File size: 5,635 Bytes

a640ba0

TL;DR: Render each character individually and merge later to avoid SD models freaking out on multiple subjects.

I got this group photo from a frisbee game and was inspired to make it a digital painting using SD to share with friends. In the beginning, I used the naïve approach of simply trying img2img with the help of multi-ControlNet to keep the character poses/faces consistent, and I quickly learned that SD really doesn’t excel at rendering multiple people all at once; no matter how I try, it always add more people into the photo (or barely does anything when denoising was set too low). When it comes to subjects with interactions (e.g. hand on shoulder, arm around shoulder), it almost never figured out the correct anatomy. Further, trying to inpaint anything with precision is a headache due to the complex context when there are multiple subjects with preferably different styles in such near vicinity. So, I came up with this approach of rendering characters individually,and I want to share everything I have learned, which I personally think works much better than the naïve approach.

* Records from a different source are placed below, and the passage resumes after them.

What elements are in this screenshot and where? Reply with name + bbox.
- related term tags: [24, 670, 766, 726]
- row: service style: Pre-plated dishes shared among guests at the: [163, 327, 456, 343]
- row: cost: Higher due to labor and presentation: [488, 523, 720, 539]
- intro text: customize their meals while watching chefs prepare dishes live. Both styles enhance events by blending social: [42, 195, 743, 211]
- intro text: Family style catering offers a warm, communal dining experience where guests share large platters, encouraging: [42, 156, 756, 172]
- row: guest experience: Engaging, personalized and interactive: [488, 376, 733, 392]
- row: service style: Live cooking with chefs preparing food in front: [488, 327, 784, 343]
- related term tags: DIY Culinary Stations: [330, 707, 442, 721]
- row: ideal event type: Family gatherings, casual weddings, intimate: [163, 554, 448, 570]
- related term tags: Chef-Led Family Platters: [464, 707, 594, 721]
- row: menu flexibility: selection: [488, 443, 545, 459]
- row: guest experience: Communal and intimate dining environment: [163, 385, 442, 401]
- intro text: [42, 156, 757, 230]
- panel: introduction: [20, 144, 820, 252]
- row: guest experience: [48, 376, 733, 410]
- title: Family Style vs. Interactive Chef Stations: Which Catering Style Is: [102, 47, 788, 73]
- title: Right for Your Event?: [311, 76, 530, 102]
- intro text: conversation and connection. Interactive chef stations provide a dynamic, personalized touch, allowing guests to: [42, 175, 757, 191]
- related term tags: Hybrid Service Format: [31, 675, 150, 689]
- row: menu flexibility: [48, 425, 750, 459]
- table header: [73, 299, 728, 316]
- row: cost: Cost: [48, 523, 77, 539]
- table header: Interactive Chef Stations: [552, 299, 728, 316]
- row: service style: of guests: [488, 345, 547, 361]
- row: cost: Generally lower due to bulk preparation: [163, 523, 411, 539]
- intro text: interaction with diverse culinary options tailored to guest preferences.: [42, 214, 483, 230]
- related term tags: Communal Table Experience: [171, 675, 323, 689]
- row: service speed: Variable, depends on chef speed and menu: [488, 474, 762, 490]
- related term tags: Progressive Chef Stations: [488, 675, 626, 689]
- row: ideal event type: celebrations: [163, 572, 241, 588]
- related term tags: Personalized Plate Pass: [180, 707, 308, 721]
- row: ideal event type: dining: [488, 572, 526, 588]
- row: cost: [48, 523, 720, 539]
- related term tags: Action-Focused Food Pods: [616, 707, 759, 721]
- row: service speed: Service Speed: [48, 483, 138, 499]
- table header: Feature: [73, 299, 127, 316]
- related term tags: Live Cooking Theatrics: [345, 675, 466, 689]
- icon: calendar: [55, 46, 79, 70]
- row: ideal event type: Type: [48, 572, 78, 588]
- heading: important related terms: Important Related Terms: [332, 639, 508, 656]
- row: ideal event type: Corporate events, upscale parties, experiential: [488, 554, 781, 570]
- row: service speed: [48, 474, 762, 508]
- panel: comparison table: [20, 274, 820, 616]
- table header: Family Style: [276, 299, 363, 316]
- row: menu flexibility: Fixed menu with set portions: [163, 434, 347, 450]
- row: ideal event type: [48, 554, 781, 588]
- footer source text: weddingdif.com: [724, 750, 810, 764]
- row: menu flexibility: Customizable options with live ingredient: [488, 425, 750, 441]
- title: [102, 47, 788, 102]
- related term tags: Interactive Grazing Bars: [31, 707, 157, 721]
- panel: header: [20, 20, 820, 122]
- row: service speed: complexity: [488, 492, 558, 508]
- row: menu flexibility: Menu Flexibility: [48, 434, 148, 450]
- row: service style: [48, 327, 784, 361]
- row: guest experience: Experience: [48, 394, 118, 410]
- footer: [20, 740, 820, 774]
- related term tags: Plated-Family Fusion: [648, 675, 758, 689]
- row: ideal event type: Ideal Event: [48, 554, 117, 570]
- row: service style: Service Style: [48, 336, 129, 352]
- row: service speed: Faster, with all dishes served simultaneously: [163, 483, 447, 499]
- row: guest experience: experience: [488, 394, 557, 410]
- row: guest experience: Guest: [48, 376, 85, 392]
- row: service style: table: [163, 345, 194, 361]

The first step is to get as much information about each subject from the group photo as possible; I used the MediaPipe face preprocessor to extract the face annotations and OpenPose editor (yes, manually, that way you can extrapolate or alter each subject’s posture) for the characters’ poses (Img. 3). I also used ControlNet hed to provide extra detail and consolidate each subject’s silhouette/hand (Img. 6). Notice that in Img. 6, the hed for each character is significantly cleaned up (Photoshop black brush) compared to what came out of the preprocessor since we just want important lines, and obviously we don’t want the information of other subjects. The faces of all subjects in the hed are also erased, since I found that it is somehow working against me. It is worth noting that the face, pose and hed annotations (i.e. the relative position of each subject in Img. 5 and Img. 6) must be framed with identical spatial positions so they don’t contradict each other in multi-ControlNet.

The second step is to start generating the characters with multi-ControlNet. As stated, I am using face, pose and hed, but I believe hed could be swapped by canny (not tested). The keyword here is “white background” or “greenscreen” to make cutting out the characters later easier. I chose white background for presentation purposes, but you might want to use greenscreen to save you the pain of removing fuzzy edges in post (not tested). What I learned from generating the subjects is that although most of the models work superbly at creating simple background, they just don’t when I introduce ControlNet. They will tend to drift towards paint splash, two-tone backgrounds (look at Img. 7 for my choice of the subject generations, orange/cyan/black splashes occur even when I heavily negative prompted it), etc. I mainly look for the quality and the resemblance to the original photo and remove all unwanted content with Photoshop. The characters that do not interact with other characters (Img. 4, second row) are very easy to generate. For the couples that do interact (Img. 4, first row), I found success in generating both subjects at the same time on rare occasions, and I ultimately continued the paradigm of handling subjects separately. Given that the annotations for each of the couple are framed spatially consistently, you could generate them separately, merge them in post, and inpaint the interaction part (Img. 8, manually drawn the “hand” to provide inpaint guidance). Also, when picking the results, try to pick characters that has similar lighting direction if possible.

With all your characters upscaled and fine-tuned, the third step is to bring them into an external editor, remove their respective background, and paste them onto a background image (generated separately). It is vital to keep the edges as fuzzless as possible (explained in the next step).

Now, the fourth and final step. We have in our hands the finished characters in an appropriate background, but levitating with no shadows. Here comes the MAGICAL SECRET INGREDIENT: create a mask of the characters using the external editor, the character sections masked black and the background masked white. Go to img2img -> inpaint upload, and upload the image/mask (e.g. Img. 9). With this step, SD will be able to recondition the background, understand where shadows should be painted given the context of the present characters, while keeping the characters intact. I found that a mask blur of 1 or 2 works best at smoothing out the edges without ruining the intricate hands/hair strands, and a denoising strength of no more than 0.5, since it loves adding random characters at higher values. Given the low denoising strength, you can put the output image as the input and redo this step to enhance the shadows and make them more prominent. The reason that in step 3, you must remove as many fuzzy edges as possible, is that the fuzzy edges suggest to SD that the character is glowing or in a foggy environment, introducing fog around the subjects that is bad for the image. Voila.

For those of you who are still here, my goodness I admire your patience. I hope you enjoyed my 3-day journey on creating this painting, let me know if you have any suggestions, or share the masterpiece you created if this helps in any way. I have never created something that I am this proud of, and I am most thankful for the endless possibilities SD and ControlNet are enabling us now, and this is just the beginning. Happy generating.